Does the provider have fiber connecting buildings or POPs? Even if your bandwidth requirements are nominal now, you should inquire what the total fiber capacity is. As the business grows, your traffic throughput requirements could exponentially increase. If the provider has 50 Gbits of connectivity capacity but is already close to the maximum limit, you should ask about strategies for future growth. And though they may have a positive approach to this aspect, you need to know how this will impact your service since upgrades generally bring service interruptions. Discuss whether your company will be using the provider’s bandwidth directly or will it be connecting to transit carriers?
3. What are the security measures?
Depending upon the type of data that you are dealing with, you will need appropriate security measures for the colocation equipment. For example, if there is a classified company or financial documents, you may require physical security alongside other measures. The level varies from escorted/unescorted access to the facility, security cameras around the clock for every part of the facility, security guard at the entrance, support teams on different floors, identity verification with special keys or biometrics, etc. Ask the potential provider what procedures need to followed when entering the facility and what’s the protocol if there is a security breach.
4. How will the supply of power be managed?
You need to understand the power infrastructure, especially if your organization is hosting mission specific services. Generally, power issues are a major concern everywhere. If the colocation provider doesn’t have a suitable backup plan, you could be facing data corruption, loss due to downtime, or reduced productivity because of staff-hours allocated to data recovery procedures. Which “N scheme” of power redundancy do they have? Even when some claim redundancy like N+1, you should demand the specifics. They should have a UPS (Uninterruptible Power Supply) as well as a failover plan in case a different piece of equipment fails.

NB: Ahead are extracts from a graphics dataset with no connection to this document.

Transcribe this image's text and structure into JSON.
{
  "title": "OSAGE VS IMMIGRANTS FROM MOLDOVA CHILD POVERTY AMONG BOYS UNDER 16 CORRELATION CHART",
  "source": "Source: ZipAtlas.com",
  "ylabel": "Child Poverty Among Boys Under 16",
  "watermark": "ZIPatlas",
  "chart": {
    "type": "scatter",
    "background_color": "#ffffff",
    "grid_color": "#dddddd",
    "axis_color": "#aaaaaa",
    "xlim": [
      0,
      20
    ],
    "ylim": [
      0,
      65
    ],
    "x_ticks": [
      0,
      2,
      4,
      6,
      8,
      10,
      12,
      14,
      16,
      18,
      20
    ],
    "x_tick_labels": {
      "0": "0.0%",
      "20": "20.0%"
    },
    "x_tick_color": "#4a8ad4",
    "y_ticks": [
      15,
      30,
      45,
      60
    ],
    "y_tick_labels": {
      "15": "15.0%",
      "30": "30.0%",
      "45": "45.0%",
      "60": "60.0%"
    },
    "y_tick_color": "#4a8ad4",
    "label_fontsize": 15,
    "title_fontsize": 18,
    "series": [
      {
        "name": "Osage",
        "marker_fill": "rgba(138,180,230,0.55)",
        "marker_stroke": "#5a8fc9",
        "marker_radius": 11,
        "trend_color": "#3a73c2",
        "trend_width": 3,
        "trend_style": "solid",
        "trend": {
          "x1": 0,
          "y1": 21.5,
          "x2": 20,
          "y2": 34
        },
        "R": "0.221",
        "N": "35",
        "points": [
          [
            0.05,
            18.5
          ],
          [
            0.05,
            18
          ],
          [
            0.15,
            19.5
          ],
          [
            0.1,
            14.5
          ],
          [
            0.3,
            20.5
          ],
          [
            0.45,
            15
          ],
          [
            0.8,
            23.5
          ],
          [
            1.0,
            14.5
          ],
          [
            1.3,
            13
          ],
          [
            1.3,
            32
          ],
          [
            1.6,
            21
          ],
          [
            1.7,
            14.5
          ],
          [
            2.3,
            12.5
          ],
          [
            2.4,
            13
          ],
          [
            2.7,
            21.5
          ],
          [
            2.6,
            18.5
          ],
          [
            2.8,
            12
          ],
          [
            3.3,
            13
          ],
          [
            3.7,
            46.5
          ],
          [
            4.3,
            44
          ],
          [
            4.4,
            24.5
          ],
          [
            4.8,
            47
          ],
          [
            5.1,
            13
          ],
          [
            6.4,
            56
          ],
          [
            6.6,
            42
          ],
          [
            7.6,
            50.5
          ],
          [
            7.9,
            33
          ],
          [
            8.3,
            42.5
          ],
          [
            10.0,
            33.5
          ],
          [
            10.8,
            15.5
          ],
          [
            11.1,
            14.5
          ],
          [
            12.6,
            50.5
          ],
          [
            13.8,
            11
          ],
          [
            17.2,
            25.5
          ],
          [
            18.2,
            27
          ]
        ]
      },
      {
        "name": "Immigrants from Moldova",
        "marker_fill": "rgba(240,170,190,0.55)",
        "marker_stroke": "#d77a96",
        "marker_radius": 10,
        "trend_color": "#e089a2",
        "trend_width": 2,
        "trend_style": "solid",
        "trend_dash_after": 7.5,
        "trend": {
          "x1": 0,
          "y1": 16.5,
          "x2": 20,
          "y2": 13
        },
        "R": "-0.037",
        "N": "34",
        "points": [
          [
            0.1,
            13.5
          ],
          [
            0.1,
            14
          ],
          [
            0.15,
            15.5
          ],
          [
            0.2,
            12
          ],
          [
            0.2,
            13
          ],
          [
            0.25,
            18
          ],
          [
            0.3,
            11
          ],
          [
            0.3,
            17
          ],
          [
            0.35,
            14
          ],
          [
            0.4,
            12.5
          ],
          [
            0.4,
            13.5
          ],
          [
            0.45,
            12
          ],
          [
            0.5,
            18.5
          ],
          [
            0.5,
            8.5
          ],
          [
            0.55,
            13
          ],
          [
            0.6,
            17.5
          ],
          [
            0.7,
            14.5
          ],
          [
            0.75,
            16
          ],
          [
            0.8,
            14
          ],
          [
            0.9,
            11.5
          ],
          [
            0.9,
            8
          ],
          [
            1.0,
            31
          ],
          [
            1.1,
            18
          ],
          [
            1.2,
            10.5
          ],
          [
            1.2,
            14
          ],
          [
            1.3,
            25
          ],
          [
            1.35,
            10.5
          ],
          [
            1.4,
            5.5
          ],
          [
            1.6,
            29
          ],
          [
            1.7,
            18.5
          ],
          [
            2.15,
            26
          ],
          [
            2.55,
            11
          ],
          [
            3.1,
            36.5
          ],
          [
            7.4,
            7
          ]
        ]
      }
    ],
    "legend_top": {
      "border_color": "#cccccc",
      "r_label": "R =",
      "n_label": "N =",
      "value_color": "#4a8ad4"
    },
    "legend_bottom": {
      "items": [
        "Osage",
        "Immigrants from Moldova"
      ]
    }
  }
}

5. What is the physical infrastructure?
How scalable is the facility? There should be adequate space to grow. You will need to discuss the requirements of your business with the potential provider. You should also have information about the size of the cabinets and how much equipment they can hold.
Depending on whether or not the equipment is mission-critical, you will need to consider how to develop the infrastructure and what precautionary measures are essential. For instance, some companies demand fire suppression systems and raised flooring or concrete slabs.
6. Are there threats of physical natural disasters in the area?
For a server colocation in Seattle area, earthquakes and flooding could become potential problems. Inquire if there have been previous occurrences of damage to a facility. Ask about earthquake retrofitting in the building and whether cabinets are bolted. More importantly, what are the recovery procedures? If there are power outages, how will the facility be sustained and what are the generator refueling procedures? They should have a detailed plan that attempts to provide for all possible contingencies.
7. What services and equipment are available for your company?
Even if you have your own staff, is technical support available if you need it? What level engineer will assist when you call the Network Operations Center (NOC)? Will they be available 24x7x365? Will a technician come on site at any given time? What are the fees – keep in mind that skilled labor will also mean a higher charge.
8. Are there any SLA guarantees?
SLA (Service Level Agreement) guarantees are important, especially if a minute of downtime will cost you business sales. In some cases, you need to consider whether the provider offers network SLA as well as power SLA.
9. Do they provide any compliance certificates?
If your business needs compliance certifications, ask whether the colocation provider has relevant documents. For example, an SOC 2 report evaluates the information system’s security, availability, confidentiality or privacy of an organization.